DNA Barca itu tampak nyata dalam permainan Qatar di Piala Asia 2019. Qatar memiliki rata-rata penguasaan bola 70 persen dan meraih kemenangan meyakinkan 4-0 atas tuan rumah, Uni Emirat Arab (UEA).
Total enam kemenangan diraih Qatar dari fase grup hingga fase gugur (semifinal) dengan torehan 16 gol dan tidak sekali pun kebobolan gol.
"Felix Sanchez mengengembangkan sepak bola dengan DNA Barca di Piala Asia," begitu tulisan Barcelona di dalam laman resmi mereka.

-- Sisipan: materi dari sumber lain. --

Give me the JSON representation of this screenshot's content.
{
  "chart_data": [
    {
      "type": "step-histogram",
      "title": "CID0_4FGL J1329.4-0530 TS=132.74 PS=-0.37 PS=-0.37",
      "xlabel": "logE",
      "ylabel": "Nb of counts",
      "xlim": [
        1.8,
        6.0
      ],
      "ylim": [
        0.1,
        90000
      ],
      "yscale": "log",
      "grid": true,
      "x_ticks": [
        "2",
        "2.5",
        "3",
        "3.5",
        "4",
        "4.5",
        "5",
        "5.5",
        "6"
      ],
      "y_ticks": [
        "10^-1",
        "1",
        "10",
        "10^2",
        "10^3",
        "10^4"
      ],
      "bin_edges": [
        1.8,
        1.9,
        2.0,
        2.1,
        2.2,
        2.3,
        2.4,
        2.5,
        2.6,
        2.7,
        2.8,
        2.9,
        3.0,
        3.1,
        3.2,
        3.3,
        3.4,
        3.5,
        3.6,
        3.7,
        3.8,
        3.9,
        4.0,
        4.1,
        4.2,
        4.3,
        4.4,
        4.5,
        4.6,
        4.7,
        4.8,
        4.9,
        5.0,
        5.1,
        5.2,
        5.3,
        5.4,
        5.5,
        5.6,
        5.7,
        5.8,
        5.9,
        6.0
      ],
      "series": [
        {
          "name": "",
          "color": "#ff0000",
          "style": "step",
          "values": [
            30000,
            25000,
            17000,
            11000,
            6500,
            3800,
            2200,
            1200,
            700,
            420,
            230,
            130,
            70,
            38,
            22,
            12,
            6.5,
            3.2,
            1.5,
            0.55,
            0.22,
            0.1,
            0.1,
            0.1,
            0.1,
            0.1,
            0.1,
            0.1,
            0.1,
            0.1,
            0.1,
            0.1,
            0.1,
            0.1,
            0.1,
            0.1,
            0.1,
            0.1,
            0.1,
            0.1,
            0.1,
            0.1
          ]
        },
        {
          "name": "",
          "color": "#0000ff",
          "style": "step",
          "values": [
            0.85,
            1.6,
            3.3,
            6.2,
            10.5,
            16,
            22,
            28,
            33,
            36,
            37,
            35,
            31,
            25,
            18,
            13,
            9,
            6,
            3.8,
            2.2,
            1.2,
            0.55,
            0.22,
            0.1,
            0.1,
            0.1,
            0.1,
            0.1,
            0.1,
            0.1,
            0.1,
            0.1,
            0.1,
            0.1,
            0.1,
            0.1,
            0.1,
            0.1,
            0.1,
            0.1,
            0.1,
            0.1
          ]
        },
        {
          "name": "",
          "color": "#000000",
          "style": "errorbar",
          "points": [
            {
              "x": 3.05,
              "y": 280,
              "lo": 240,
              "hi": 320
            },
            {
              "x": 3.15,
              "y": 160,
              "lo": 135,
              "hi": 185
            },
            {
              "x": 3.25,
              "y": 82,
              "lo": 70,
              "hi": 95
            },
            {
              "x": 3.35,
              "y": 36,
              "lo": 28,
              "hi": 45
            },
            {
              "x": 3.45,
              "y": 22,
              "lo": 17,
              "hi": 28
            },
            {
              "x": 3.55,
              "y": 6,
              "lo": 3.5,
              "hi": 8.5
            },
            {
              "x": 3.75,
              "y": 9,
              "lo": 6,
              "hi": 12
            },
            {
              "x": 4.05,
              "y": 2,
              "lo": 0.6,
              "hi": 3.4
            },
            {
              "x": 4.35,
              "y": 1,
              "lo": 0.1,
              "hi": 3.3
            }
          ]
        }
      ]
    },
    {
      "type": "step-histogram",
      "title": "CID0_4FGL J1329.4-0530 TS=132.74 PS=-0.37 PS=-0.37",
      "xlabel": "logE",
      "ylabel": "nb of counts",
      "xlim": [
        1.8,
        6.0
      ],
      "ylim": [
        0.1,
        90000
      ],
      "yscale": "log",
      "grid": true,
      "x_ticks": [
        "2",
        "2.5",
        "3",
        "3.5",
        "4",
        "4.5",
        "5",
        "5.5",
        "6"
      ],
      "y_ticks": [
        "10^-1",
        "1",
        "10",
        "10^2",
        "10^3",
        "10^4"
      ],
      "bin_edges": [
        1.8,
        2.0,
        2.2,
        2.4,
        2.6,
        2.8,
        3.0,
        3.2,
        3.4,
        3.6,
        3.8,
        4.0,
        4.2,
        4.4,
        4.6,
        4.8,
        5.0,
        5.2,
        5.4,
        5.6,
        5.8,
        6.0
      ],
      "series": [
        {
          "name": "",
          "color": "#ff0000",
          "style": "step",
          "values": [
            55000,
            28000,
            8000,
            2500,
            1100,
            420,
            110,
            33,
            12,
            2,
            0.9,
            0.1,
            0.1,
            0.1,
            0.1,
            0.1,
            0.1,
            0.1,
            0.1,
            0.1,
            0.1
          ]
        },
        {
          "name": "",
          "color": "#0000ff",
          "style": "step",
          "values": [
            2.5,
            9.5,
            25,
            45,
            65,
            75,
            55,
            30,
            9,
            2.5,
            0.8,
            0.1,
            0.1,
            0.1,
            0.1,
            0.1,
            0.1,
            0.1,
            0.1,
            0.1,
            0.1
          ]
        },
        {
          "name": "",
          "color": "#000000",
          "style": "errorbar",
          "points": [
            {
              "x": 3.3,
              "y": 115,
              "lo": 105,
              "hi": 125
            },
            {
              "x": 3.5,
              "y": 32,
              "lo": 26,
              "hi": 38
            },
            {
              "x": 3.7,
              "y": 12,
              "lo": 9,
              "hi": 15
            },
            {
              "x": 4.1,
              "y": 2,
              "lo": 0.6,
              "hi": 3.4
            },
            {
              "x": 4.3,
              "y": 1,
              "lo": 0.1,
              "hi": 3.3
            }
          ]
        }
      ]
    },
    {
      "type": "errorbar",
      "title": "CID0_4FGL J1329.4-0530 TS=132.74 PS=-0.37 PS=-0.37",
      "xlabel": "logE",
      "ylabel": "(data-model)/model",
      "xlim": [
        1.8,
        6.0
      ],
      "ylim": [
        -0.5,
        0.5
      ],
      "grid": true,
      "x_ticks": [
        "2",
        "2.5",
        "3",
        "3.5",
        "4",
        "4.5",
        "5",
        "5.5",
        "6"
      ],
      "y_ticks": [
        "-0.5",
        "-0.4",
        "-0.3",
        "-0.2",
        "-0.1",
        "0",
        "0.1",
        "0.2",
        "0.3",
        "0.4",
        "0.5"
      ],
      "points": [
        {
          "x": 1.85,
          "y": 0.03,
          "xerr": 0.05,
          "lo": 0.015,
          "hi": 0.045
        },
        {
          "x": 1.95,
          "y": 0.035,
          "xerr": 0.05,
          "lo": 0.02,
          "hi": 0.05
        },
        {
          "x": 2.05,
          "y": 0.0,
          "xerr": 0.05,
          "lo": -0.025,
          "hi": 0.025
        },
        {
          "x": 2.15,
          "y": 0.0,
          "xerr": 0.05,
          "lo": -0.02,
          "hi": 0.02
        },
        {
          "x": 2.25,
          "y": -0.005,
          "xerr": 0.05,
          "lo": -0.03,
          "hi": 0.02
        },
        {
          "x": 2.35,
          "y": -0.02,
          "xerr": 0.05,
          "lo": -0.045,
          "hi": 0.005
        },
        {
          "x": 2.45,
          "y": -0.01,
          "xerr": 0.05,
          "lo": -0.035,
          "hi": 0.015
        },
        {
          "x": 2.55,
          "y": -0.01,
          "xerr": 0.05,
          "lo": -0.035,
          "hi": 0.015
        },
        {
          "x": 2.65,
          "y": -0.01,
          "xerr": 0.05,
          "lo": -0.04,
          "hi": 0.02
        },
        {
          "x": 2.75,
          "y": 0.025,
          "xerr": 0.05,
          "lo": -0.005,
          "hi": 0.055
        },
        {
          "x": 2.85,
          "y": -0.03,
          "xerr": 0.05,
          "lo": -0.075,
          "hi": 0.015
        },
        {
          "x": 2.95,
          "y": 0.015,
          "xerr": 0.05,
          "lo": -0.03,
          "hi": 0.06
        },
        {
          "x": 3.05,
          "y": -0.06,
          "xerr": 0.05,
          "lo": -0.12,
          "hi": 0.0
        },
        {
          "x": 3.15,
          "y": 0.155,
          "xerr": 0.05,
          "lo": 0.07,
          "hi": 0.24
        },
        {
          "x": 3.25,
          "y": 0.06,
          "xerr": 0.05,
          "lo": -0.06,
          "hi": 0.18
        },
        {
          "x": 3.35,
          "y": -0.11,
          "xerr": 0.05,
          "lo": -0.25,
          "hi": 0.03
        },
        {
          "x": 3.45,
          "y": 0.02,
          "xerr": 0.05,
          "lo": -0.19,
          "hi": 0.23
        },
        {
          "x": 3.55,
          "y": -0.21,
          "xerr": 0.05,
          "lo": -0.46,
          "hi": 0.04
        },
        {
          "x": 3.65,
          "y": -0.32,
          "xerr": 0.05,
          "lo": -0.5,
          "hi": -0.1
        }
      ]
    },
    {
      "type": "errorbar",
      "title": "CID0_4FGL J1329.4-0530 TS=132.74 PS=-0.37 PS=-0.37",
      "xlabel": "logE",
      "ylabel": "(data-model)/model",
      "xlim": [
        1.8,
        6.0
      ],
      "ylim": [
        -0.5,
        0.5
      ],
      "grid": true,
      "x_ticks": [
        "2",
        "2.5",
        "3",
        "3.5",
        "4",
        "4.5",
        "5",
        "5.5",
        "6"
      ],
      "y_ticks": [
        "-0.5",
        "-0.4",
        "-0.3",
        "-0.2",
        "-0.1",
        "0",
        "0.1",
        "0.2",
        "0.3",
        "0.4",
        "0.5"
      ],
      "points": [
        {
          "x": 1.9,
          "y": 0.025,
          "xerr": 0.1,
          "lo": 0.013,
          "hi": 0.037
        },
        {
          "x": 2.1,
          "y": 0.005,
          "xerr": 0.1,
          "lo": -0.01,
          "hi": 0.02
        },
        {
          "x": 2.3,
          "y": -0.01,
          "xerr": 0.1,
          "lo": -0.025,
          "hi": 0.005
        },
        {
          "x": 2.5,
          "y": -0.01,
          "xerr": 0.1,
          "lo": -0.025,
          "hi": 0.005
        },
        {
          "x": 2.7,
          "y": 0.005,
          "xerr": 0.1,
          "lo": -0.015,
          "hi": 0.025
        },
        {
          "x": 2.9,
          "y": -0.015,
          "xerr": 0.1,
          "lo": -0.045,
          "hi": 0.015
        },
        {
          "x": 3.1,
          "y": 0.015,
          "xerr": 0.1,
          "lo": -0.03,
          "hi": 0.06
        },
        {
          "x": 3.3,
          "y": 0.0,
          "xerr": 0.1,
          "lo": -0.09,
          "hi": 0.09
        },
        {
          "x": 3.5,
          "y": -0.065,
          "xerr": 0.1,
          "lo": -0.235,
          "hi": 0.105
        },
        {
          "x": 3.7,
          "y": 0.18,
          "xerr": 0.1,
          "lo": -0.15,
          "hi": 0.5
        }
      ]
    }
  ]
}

Kendati terpaut jarak jauh 7.000 kilometer, Barca tidak melupakan begitu saja Sanchez.
Sanchez 10 tahun melatih tim muda Barcelona dan setelahnya sempat menjadi pemandu bakat Eropa. Dia pernah melatih pemain-pemain seperti Sergi Roberto, Marc Muniesa, Gerard Deulofeu, Martin Montoya, dan banyak lagi.
Trofi Piala Asia 2019 bisa jadi titik awal kebangkitan sepak bola Qatar. Sanchez akan terus mengembangkan sepak bola Qatar sembari membawa DNA Barcelona di dalam dirinya.
Melihat kesabaran QFA kepada Sanchez yang berujung kesuksesan, barangkali terbesit di kalangan pecinta sepak bola Indonesia "Andai saja jika Luis Milla masih terus dipertahankan PSSI, andai saja."